Dalam tulisannya, ia menyebut awalnya melihat postingan dari akun seorang perempuan bernama Marsella. Ia kemudian mencoba memberikan dukungan melalui pesan pribadi, namun disebutkan korban lebih dahulu menghubunginya.
Berdasarkan informasi yang disampaikan, laporan terkait peristiwa tersebut disebut telah dilayangkan ke Polresta Denpasar.
Ia pun mendorong agar aparat kepolisian segera menindaklanjuti laporan tersebut, mengingat bayi yang disebut masih membutuhkan perhatian dari ibunya.
Dalam unggahan yang turut dibagikan ulang, perempuan tersebut menyampaikan pengakuannya terkait kondisi rumah tangga yang dijalani selama kurang lebih dua tahun.
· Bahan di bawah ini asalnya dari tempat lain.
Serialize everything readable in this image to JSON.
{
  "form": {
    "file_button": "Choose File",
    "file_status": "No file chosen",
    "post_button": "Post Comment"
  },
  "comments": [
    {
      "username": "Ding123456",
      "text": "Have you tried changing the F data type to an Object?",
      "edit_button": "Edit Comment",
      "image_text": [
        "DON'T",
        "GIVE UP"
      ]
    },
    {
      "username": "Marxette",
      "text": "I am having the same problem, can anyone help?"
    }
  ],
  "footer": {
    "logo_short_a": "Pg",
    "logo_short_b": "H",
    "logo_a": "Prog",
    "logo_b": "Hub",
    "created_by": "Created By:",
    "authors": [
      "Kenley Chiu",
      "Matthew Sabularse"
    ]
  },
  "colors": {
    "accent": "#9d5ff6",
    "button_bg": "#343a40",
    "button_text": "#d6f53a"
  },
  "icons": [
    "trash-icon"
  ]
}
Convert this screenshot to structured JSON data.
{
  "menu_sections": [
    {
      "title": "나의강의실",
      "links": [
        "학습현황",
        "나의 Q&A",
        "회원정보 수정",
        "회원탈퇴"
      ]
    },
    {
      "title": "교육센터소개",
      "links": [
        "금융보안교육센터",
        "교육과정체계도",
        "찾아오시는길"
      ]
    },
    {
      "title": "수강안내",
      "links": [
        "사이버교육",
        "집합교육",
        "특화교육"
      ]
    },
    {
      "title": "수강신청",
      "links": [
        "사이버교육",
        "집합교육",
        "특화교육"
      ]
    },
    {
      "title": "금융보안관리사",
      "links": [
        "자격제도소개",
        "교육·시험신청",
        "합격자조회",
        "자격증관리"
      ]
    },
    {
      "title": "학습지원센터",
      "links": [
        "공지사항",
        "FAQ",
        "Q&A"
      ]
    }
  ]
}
Ia mengaku diduga mengalami kekerasan, tekanan emosional, hingga persoalan kesetiaan pasangan.
Selain itu, ia juga mengungkapkan bahwa anaknya yang masih bayi diduga dibawa oleh ayah biologisnya, sehingga ia kesulitan memberikan perawatan, termasuk kebutuhan ASI.
Seluruh pengakuan tersebut disampaikan melalui media sosial dan hingga kini belum dapat diverifikasi secara independen.
Di sisi lain, unggahan tersebut juga memicu beragam tanggapan dari warganet. Sebagian menyatakan empati dan mengecam segala bentuk kekerasan dalam rumah tangga.
“Apa pun masalahnya, kekerasan dalam rumah tangga tidak bisa dibenarkan,” tulis salah satu akun dalam kolom komentar.
Namun, tidak sedikit pula yang mengingatkan agar publik tidak terburu-buru mengambil kesimpulan sebelum mendengar keterangan dari kedua belah pihak.
“Lebih baik didengar dulu dari dua sisi, jangan hanya dari satu cerita,” tulis warganet lainnya.
Ada juga yang menilai persoalan rumah tangga seharusnya diselesaikan secara bijak tanpa harus menjadi konsumsi publik, mengingat adanya dampak jangka panjang, terutama bagi anak.
Selain itu, beberapa komentar juga menyebut adanya klaim lain di luar unggahan tersebut, meski informasi itu belum dapat dipastikan kebenarannya.
Melalui unggahannya, Ni Luh Djelantik berharap aparat penegak hukum dapat segera mengambil langkah konkret.
Ia menekankan pentingnya perlindungan terhadap perempuan dan anak, serta memastikan laporan yang telah disampaikan dapat diproses sesuai ketentuan hukum yang berlaku.
Hingga berita ini diturunkan, belum terdapat keterangan resmi dari Polresta Denpasar terkait perkembangan laporan tersebut. Upaya konfirmasi masih terus dilakukan.
Catatan Redaksi:
Informasi dalam berita ini bersumber dari unggahan media sosial dan tanggapan publik. Seluruh dugaan yang disampaikan masih memerlukan verifikasi lebih lanjut dari aparat penegak hukum.